After teaching for 50 years, she entered a very rich and fulfilling stage of her life, living with other retired sisters at Saint Boniface, an old inner-city parish in Louisville where she did outreach ministry for 11 years. She worked at University Hospital, at a nearby cancer center, in nursing homes, and at the Red Cross Blood Donor Center. She taught English to refugees, Bible classes for African- American children, and religion classes for adult converts. Many certificates of appreciation in her personal files attest to those hundreds and hundreds of hours of good works. She was active in the anti-abortion movement, demonstrating on street corners and writing letters to the editor. In her spare time she served meals to guests in the Saint Boniface Soup Kitchen.
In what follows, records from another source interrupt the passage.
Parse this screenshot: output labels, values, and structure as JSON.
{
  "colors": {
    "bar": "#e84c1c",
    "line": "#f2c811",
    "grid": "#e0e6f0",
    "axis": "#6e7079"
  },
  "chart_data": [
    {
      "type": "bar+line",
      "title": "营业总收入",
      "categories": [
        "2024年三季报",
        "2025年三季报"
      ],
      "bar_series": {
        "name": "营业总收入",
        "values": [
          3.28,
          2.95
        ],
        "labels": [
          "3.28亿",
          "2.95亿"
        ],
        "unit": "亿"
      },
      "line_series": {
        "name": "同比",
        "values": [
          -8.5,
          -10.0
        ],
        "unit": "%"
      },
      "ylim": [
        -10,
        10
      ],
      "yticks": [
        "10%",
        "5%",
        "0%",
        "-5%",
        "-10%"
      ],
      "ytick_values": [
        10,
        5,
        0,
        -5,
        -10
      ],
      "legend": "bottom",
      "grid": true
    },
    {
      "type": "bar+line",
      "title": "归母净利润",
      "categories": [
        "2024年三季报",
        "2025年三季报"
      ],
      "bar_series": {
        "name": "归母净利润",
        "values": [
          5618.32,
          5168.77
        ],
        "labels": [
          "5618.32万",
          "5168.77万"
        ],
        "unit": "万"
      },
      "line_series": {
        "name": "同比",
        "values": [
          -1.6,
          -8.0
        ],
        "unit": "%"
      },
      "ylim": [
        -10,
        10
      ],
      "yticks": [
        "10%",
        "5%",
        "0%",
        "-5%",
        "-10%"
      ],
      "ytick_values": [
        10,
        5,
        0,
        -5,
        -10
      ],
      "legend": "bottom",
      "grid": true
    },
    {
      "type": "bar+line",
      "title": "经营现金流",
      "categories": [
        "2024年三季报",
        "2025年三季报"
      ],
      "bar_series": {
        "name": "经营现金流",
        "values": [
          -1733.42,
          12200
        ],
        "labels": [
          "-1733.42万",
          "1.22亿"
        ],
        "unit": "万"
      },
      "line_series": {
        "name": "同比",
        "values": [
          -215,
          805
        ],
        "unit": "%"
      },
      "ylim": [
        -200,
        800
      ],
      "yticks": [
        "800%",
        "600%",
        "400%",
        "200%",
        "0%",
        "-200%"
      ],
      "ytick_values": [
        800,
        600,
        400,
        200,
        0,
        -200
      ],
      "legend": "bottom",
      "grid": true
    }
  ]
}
She had some fun, too, joining a senior citizen’s choral group that serenaded rest homes, nutrition centers, and even City Hall. She said she taped one of their performances and as she played it back later, she could better understand the hard-to-conceal frowns on their young director’s brow! “But,” she said. “The residents seemed to enjoy and appreciate it.”

And she did not enter those new ministries unprepared: to her schooling from Mount Saint Joseph Junior College, Saint Louis University, Catholic Teacher’s College in Albuquerque, Brescia, and Western Kentucky, she added training programs for ministry to the sick and aged, tutoring, literacy and adult learning, ministry to cancer victims, and many others.

In 1989 she retired to the motherhouse, saying that she hoped to help her “aged and sick sisters with the strength the Lord continues to give me…” And she was a strong woman, which may help to explain those 101 years. Retirement surely did not slow her down very much! She had written her philosophy of life down: it read, “Do all the good you can, to all the people you can, in all the ways you can, as long as you can.” She helped with the sick sisters, made quilts, crocheted baby blankets for Birthright and lap robes for the elderly in nursing homes, embroidered pillow cases for the picnic, and even continued her outreach activities by going to the Curdsville Senior Citizens gathering each Monday for lunch and visiting, for which she received the Green River Aging Service Award. The Rosary had always been an important part of her life since childhood, so she would lead a daily Rosary in chapel, in addition to her holy hour. And of course she continued with one of her chief joys in life—playing cards. She considered a day without cards as a day without sunshine. And she was good at those card games. She would resort to Solitaire when she couldn’t find three other people to play with, but liked the competition and the companionship.

Sister Mary Clement aged with peace, grace and beauty. I never saw her out of sorts or not wearing her pleasant smile. I never knew her to be anything but appreciative of the good care she received in the Villa, and want to thank Randy Shelby, all the nursing staff, and our sisters in pastoral ministry for the loving service you gave our sister. In 1996 (13 years ago!) Sister Mary Clement said God was “waiting, for some reason, to call me Home.” Though we thought God was actually knocking on her door at least three times in the last few years, we would come back the next day to find her sitting up in bed eating a hearty breakfast. Well, dear Clem, you finally made it. We send you forth with our blessing and our thanks for all those years of being a good Ursuline woman.

As Sister Annalita said in her Celebrating Our Sisters article on Sister Mary Clement, “If the Mount Saint Joseph Ursulines in heaven are not playing cards when Sister Mary Clement arrives, she will convince them that it is a heavenly practice.” But my favorite mental picture of Sister Mary Clement will always be of her sitting peacefully outdoors, just outside the Villa, smiling into the warmth of the sun on her face. We believe now she is sitting in the light of eternity, smiling into the warmth that God reserves for those who love tenderly and do justice…and we rejoice with her.